As a rule and to keep it simple. If the image does not have any transparent background then use a JPG file and upload that to WordPress. ReSmushIt can take it from there.
To see the difference in Page Speed lets run some tests next.
Image Optimization and Page Speed
Let's test two versions of the same web page one will have 5 optimized JPGs and the other 5 unoptimized PNG files.
This will let us see how much faster the page speed will be on the optimized version. The two pages we will test are:
Page 1 - Five unoptimized PNGs the file size is 497kb
Page 2 - Five optimized JPG files with a file size of 57kb
We know that Page 2 is going to be faster but how much faster?
To run the test we will do 3 tests and take the average result. This will allow for any network changes and make the test fairer.

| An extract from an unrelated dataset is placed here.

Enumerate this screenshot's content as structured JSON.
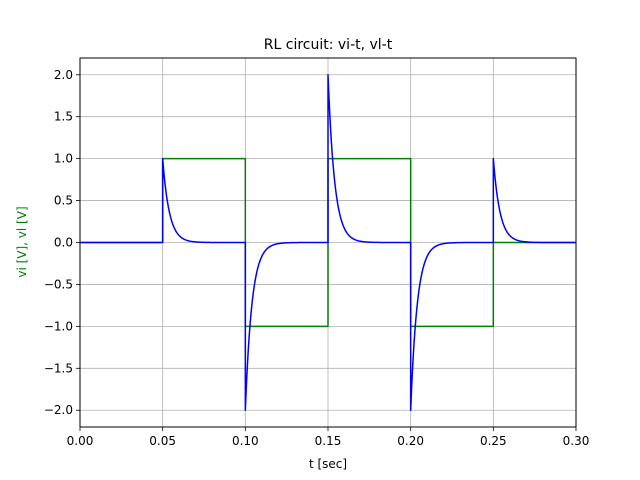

We will use a free tool from Google to run the test called Page Speed Insights. This allows you to run a test and get a score of how fast it is. This score will be from 0-100 with 100 being a fast page and 0 a very slow page. We will also focus on the mobile speed of the page.
Let's start the test.
PNG Test Page
Run 1 - 63
Run 2 - 64
Run 3 - 68
Average of 65
Optimized JPG Test Page
Run 1 - 75
Run 2 - 76
Run 3 - 77
Average of 76
As you can see the optimized page has an average of 11 points better than the unoptimized one. This means that the optimized JPG page loads 2.5 seconds quicker than the PNG original.
ReSmushIt Advanced Settings
There are a few advanced settings that you may want to enable on this plugin:
Image quality - This is set to 92 by default the higher the number the better the quality
Optimize on upload - ReSmushIt will optimize all images as soon as you add one to the library
Enable statistics - Generates statistics about optimized pictures
Enable logs - Used to find errors as they occur
Process optimize on CRON - This will run a separate background task to optimize images
Preserve EXIF - This is the information on the image such as when, where and what device took the image. You do not need this on any of your web images
Do not preserve backups - By default ReSmushIt will keep a copy of the original image. You may want to turn this off as it will use up a lot of hard disk space
The one setting I would recommend is to enable “optimize on upload”. Once you turn this on all new images added to the media library will have compression applied.
Wrapping Up, How to Optimize Images in WordPress
In this post, we have covered the different image formats that are out there including:
We know that WEBP format is the best yet, it is not supported by Safari and iPhones. This means that you still need to use PNG/JPG.
We have looked at how you can install the ReSmushIt plugin. This plugin will compress all the images in the media area of your WordPress site.
Remember to upload the correct format of the image. If the image is not transparent then use a JPG. Setup ReSmushIt to automatically optimize images when you upload them to WordPress.